By Mike Hale
July 3, 2015
The annual cinematic cornucopia known as Japan Cuts — the largest festival of Japanese film in the United States — has previously been presented in association with the even larger New York Asian Film Festival. This year, its ninth, Japan Cuts is going it alone as it presents 28 features and a program of experimental shorts beginning Thursday through July 19 at Japan Society in Manhattan.

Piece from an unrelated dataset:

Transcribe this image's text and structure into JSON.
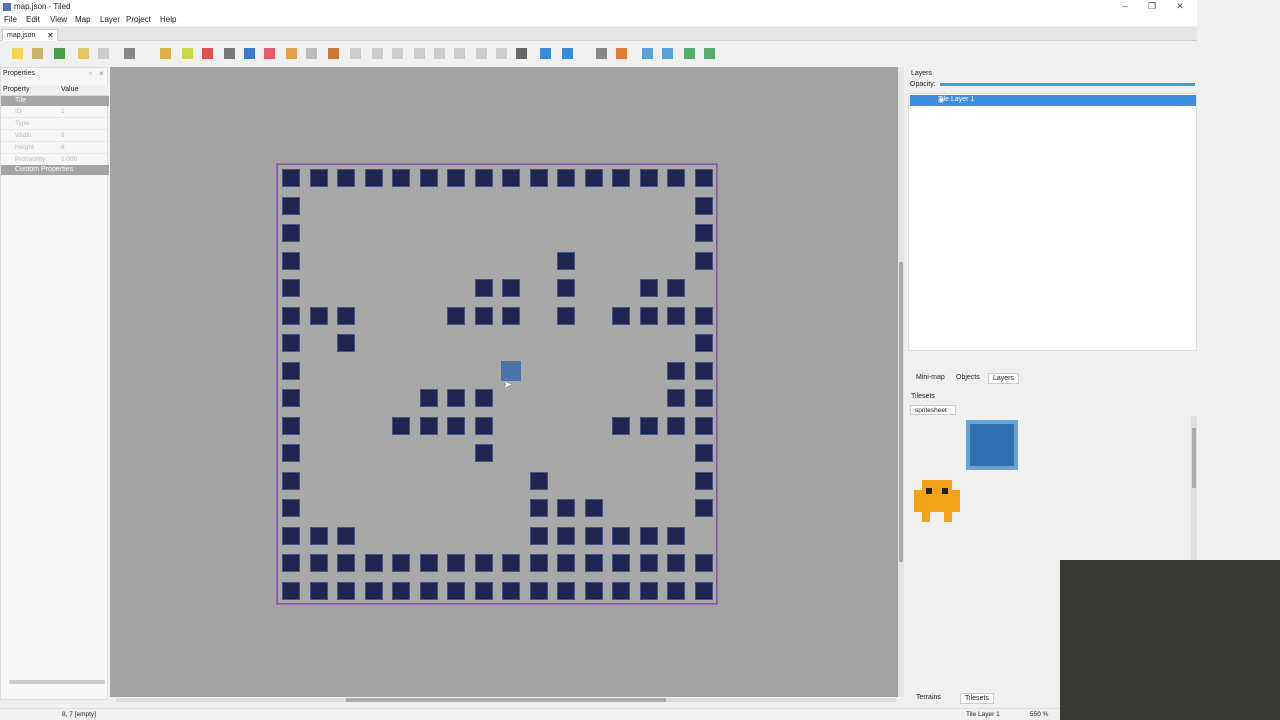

BELLADONNA OF SADNESS The most distinctive item on the program is this restoration of a 1973 animated feature produced by the anime legend Osamu Tezuka and directed by his colleague Eiichi Yamamoto. It’s an Age of Aquarius curio, based on a 19th-century study of witchcraft and featuring alternately flowery and surprisingly graphic depictions of sex. (No one under 18 will be admitted to the screening.) Fair warning: The story, about a peasant woman assaulted by the king on her wedding night, is both a female-empowerment fable and a rape fantasy, in which the initial attack is followed by less violent anime-style intrusions of flowering tendrils and devilish imps. But the impact of the story is secondary to the strangeness and beauty of the mostly still images (the camera moves slowly across them) done in styles resembling Klimt, O’Keeffe, Op Art, Ralph Steadman and the higher class of Playboy illustration.